Direct marketers are lauding first-term Republican Governor Bruce Rauner (above) for issuing an amendatory veto on an Illinois data breach bill that would place severe limitations on the collection of consumer marketing information. The stipulation includes geo-location information as well as online search and purchase history.
“What this bill does for the first time is define consumer marketing information as relevant in a data breach notifications statute,” said Chris Oswald, VP of advocacy for the Direct Marketing Association. “The whole purpose of a data breach notice is to put individuals on alert when their private information can be breached by thieves to do financial damage to them.”
Rauner agreed that Illinois Senate Bill 1833 went “too far” and was a “significant departure” from other state data protection laws. He exercised his amendatory veto power, returning it to the state Senate with revisions removing restrictions on marketing information.

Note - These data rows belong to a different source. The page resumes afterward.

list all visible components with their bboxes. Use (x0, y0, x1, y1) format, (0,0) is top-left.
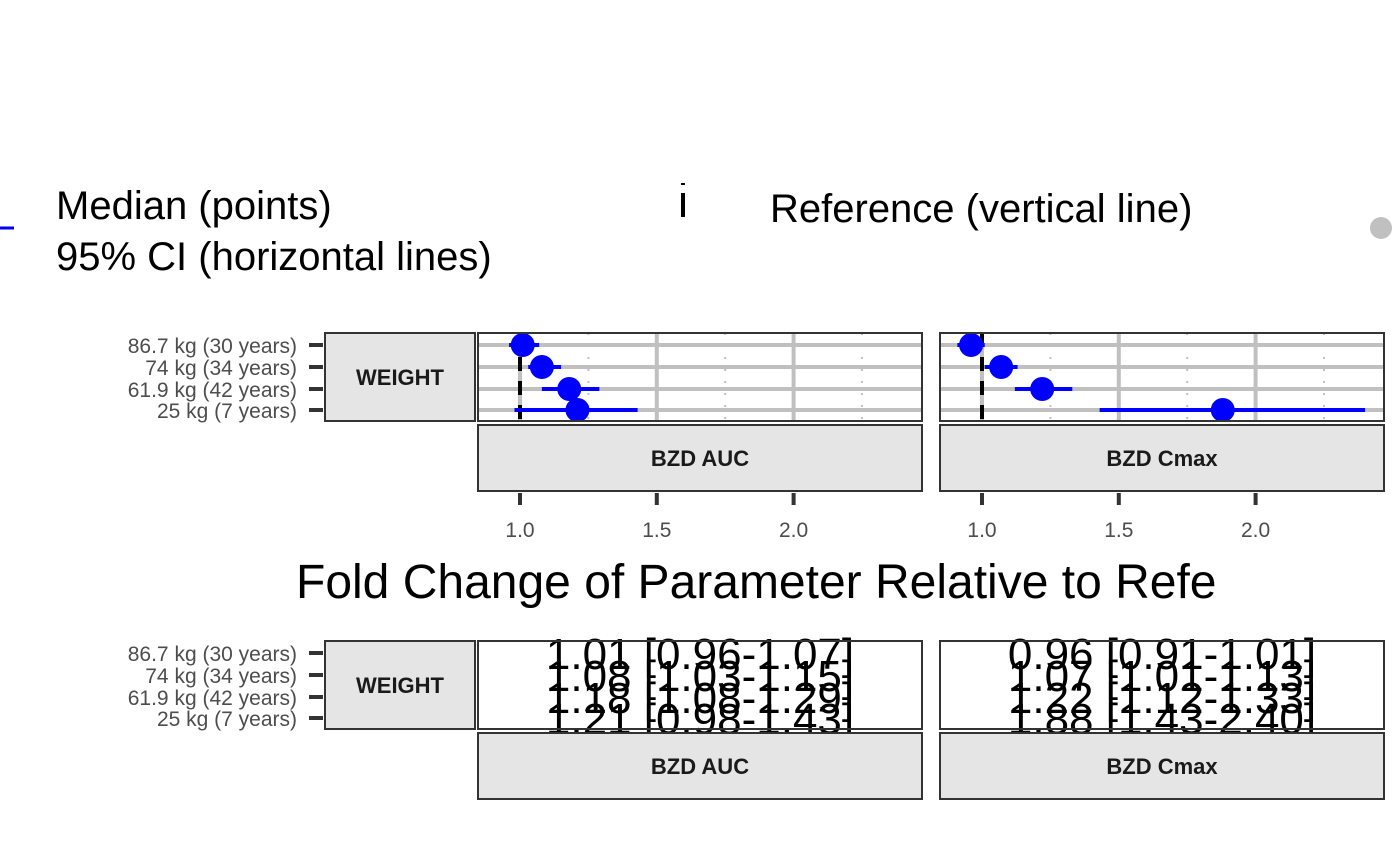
panel-strip (477, 732, 923, 800)
panel-background (478, 333, 922, 421)
table-plot: WEIGHT 86.7 kg (30 years)74 kg (34 years)… (128, 630, 1385, 800)
median-point (510, 333, 535, 357)
y-tick-label: 61.9 kg (42 years) (128, 687, 297, 710)
legend-reference-label: Reference (vertical line) (770, 187, 1192, 231)
x-tick-label: 1.5 (1104, 519, 1133, 542)
estimate-label: 1.01 [0.96-1.07] (546, 630, 854, 679)
panel-strip-label: BZD Cmax (1106, 754, 1218, 779)
row-strip (324, 332, 476, 422)
panel-border (477, 332, 923, 422)
panel-strip-label: BZD AUC (651, 754, 749, 779)
forest-plot: WEIGHT 86.7 kg (30 years)74 kg (34 years)… (128, 332, 1385, 542)
median-point (1210, 398, 1235, 422)
median-point (989, 355, 1014, 379)
y-tick-label: 86.7 kg (30 years) (128, 335, 297, 358)
y-tick-label: 74 kg (34 years) (145, 357, 297, 380)
panel-strip (939, 732, 1385, 800)
panel-background (478, 641, 922, 729)
row-strip-label: WEIGHT (356, 365, 445, 390)
legend-median-label: Median (points) (56, 184, 332, 228)
y-tick-label: 74 kg (34 years) (145, 665, 297, 688)
y-tick-label: 61.9 kg (42 years) (128, 379, 297, 402)
estimate-label: 0.96 [0.91-1.01] (1008, 630, 1316, 679)
median-point (557, 377, 582, 401)
x-tick-label: 1.0 (505, 519, 534, 542)
median-point (959, 333, 984, 357)
panel-border (939, 332, 1385, 422)
panel-1: BZD Cmax 1.0 1.5 2.0 (939, 332, 1385, 542)
legend: Median (points) 95% CI (horizontal lines… (0, 183, 1392, 279)
estimate-label: 1.22 [1.12-1.33] (1008, 674, 1316, 723)
panel-strip (939, 424, 1385, 492)
panel-strip-label: BZD AUC (651, 446, 749, 471)
median-point (565, 398, 590, 422)
panel-0: BZD AUC 1.0 1.5 2.0 (477, 332, 923, 542)
y-tick-label: 86.7 kg (30 years) (128, 643, 297, 666)
row-strip-label: WEIGHT (356, 673, 445, 698)
y-tick-label: 25 kg (7 years) (157, 708, 297, 731)
estimate-label: 1.18 [1.08-1.29] (546, 674, 854, 723)
panel-strip-label: BZD Cmax (1106, 446, 1218, 471)
legend-grey-dot (1370, 217, 1392, 239)
panel-border (939, 640, 1385, 730)
median-point (529, 355, 554, 379)
estimate-label: 1.07 [1.01-1.13] (1008, 652, 1316, 701)
y-tick-label: 25 kg (7 years) (157, 400, 297, 423)
median-point (1030, 377, 1055, 401)
panel-background (940, 641, 1384, 729)
panel-background (940, 333, 1384, 421)
row-strip (324, 640, 476, 730)
estimate-label: 1.08 [1.03-1.15] (546, 652, 854, 701)
x-tick-label: 1.5 (642, 519, 671, 542)
panel-0: 1.01 [0.96-1.07]1.08 [1.03-1.15]1.18 [1.… (477, 630, 923, 800)
panel-strip (477, 424, 923, 492)
panel-border (477, 640, 923, 730)
x-tick-label: 2.0 (779, 519, 808, 542)
x-tick-label: 2.0 (1241, 519, 1270, 542)
x-axis-title: Fold Change of Parameter Relative to Ref… (296, 556, 1216, 609)
legend-ci-label: 95% CI (horizontal lines) (56, 235, 492, 279)
x-tick-label: 1.0 (967, 519, 996, 542)
panel-1: 0.96 [0.91-1.01]1.07 [1.01-1.13]1.22 [1.… (939, 630, 1385, 800)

“Compared to other types of personal information, the unauthorized release of consumer marketing and geo-location information does not pose the same risk of identity theft that justifies the extraordinary and costly security and notice requirements imposed by the Personal Information Protection Act,” Rauner wrote in a letter to both houses of the Illinois legislature.
In addition, Rauner proposed extending a requirement to notify consumers of a breach from 30 business days to 45 calendar days. He also recommended deleting a provision that all operators of websites post privacy policies, since national marketers are already complying with a similar California law.
Small businesses stood to be hurt most by the Illinois law. In an editorial in the Charleston (IL) Journal Gazette & Times-Courier, NetChoice Counsel Carl Szabo wrote that “this bill treats the breach of health care data from my health insurance company the same as a breach that reveals the last time I ordered a pie at my local pizzeria.”
Charleston attorney Andrew Koester, however, thinks even small businesses should establish and publish privacy policies. “How burdensome can it be to write a short privacy policy on a company’s website? It would take minimal effort to let consumers know what information companies are collecting,” he said.
Koester, too, is of the opinion that some consumer marketing information is as sensitive as financial and health-related data.“Our sexual orientation and identity, what church services we attend, our political leanings—this is all considered consumer marketing information and will be left unprotected by the Governor’s amendatory veto,” he said.
Rauner has returned the bill to the Illinois Senate, which most likely will read it into the record when legislators return from summer recess on September 9. The body has up to 15 days to either agree with the Governor’s revised bill or override it, in which case it progresses to the General Assembly. If the Senate does neither, the bill is officially dead.
“[Illinois legislators] wanted their data breach law to be up to date and lost sight of the purpose of the law in their eagerness to stake out new ground,” said Oswald. “The Governor recognized the negative impact it would have on the Illinois economy and jobs.”